The Chinese Communist Party Is Worried; Officials Are Becoming Religious
Though the Chinese Communist Party is officially atheist, it has always maintained five state-sanctioned religions, which it uses to buttress its own rule over the Chinese people. General secretary Xi Jinping reiterated this point at a May 21 political meeting, saying that religion must instead be used to guide the hearts and minds of the public in favor of Party doctrine.
A major concern in recent years, however, has been the growing religiosity among communist officials themselves. While the Party may tolerate the existence of religions, its own officials are barred from believing in them. Economic crime is the main component the “disciplinary violations” that have been widely applied to Chinese officials facing investigation and ousting from their posts, but belief in “superstitions” is also grounds for incrimination in the Party’s cleansing of the ranks.
On May 21, the municipal government of Wenzhou in Zhejiang Province reported recent findings of the local Party inspection team. The report mentions a new round of efforts intended to address the problem of low-level officials taking up religious faith or of officials who have lost their faith in the Party, sense of “Party nature,” or qualification for being a Party member.
Zhejiang Province, located on the southeast Chinese coast, has a large Christian population and has received the nickname of “China’s Jerusalem.” Earlier this year, Communist authorities removed the crosses from about 400 churches to reduce the religion’s visibility.
Last September, a team dispatched to Zhejiang by the central Party agency in charge of disciplinary and anti-corruption inspection finished its two-month operation, Shanghai-based new website Guncha Net reported on May 22. Regarding the matter of religious beliefs among local officialdom—apparently so widespread that some officials even took part in group religious activity, the inspection team suggested that Party officials be further indoctrinated in communist ideology, especially at the local level, in order to safeguard the Party’s “advanced nature and purity.”
According to Xia Ming, a professor of political science at the City University of New York, the Party’s efforts to uproot faith are unlikely to succeed, as it would simply turn officials into closet believers, Radio Free Asia (RFA) reported.
“Many high-ranking Party officials and their relatives are in fact Buddhists and Christians, yet they know how to put on a show [to conceal their faith in public]. In brief, this new round of inspections can achieve nothing, and it only shows that the Chinese Communist Party is losing its spiritual control over the people,” Xia told RFA.
Why Does the Communist Party Fear Religion?
According a Chinese state-run site, “some Party leaders … are passionate in worshiping Gods and Buddhas, spearheading what is feudalistic superstition. This trend, if unstopped, would have a serious consequence, befuddling the minds of Party officials and collapsing the Party organization.”
Zan Aizong, a Christian freelance writer and active blogger and microblog user in China speaking to RFA, said general secretary Xi Jinping’s remarks are meant to disassociate Western and Chinese religions from their spiritual common ground, and to cement the role of the Party as custodian of all things Chinese.

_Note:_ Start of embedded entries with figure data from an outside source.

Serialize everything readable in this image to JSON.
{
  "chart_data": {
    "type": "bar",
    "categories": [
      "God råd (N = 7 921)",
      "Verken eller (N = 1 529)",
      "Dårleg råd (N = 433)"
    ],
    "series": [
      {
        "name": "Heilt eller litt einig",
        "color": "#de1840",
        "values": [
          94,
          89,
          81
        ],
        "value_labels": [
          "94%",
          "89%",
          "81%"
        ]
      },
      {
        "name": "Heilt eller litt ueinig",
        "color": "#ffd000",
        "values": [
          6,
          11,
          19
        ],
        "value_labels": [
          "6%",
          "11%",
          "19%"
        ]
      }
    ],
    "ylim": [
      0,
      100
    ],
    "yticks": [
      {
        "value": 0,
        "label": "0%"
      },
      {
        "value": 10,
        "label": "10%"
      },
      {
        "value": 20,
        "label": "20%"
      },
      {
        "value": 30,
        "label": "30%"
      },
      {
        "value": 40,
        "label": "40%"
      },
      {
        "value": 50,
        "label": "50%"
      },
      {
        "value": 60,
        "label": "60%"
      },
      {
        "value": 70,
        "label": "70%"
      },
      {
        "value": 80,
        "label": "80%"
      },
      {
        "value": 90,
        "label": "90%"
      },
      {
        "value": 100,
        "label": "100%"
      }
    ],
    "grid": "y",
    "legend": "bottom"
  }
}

“The fact is that there isn’t any national border within religions. Whether it is Christianity or Buddhism, they exist both inside and outside of China,” Zan said. “What role can the Communist Party, which believes in atheism, possibly play? The Chinese government should only worry about its own government and protect religious freedom as guaranteed by the constitution,” he continued.
Bob Fu, president of China Aid Association, a Christian human rights network, said that the Party’s demand that religions maintain loyalty to the Communist leadership undermines the principle of religious freedom, RFA reported.
“Any religion group or social group not under the total control, guidance and manipulation of the Party is considered a threat to the stability of both the Party and society. Any such group can pose appear as a challenge to its autocratic system,” Fu said. “I think the Communist Party’s attitude towards religion is the projection of its own insecurities in its ability to govern.”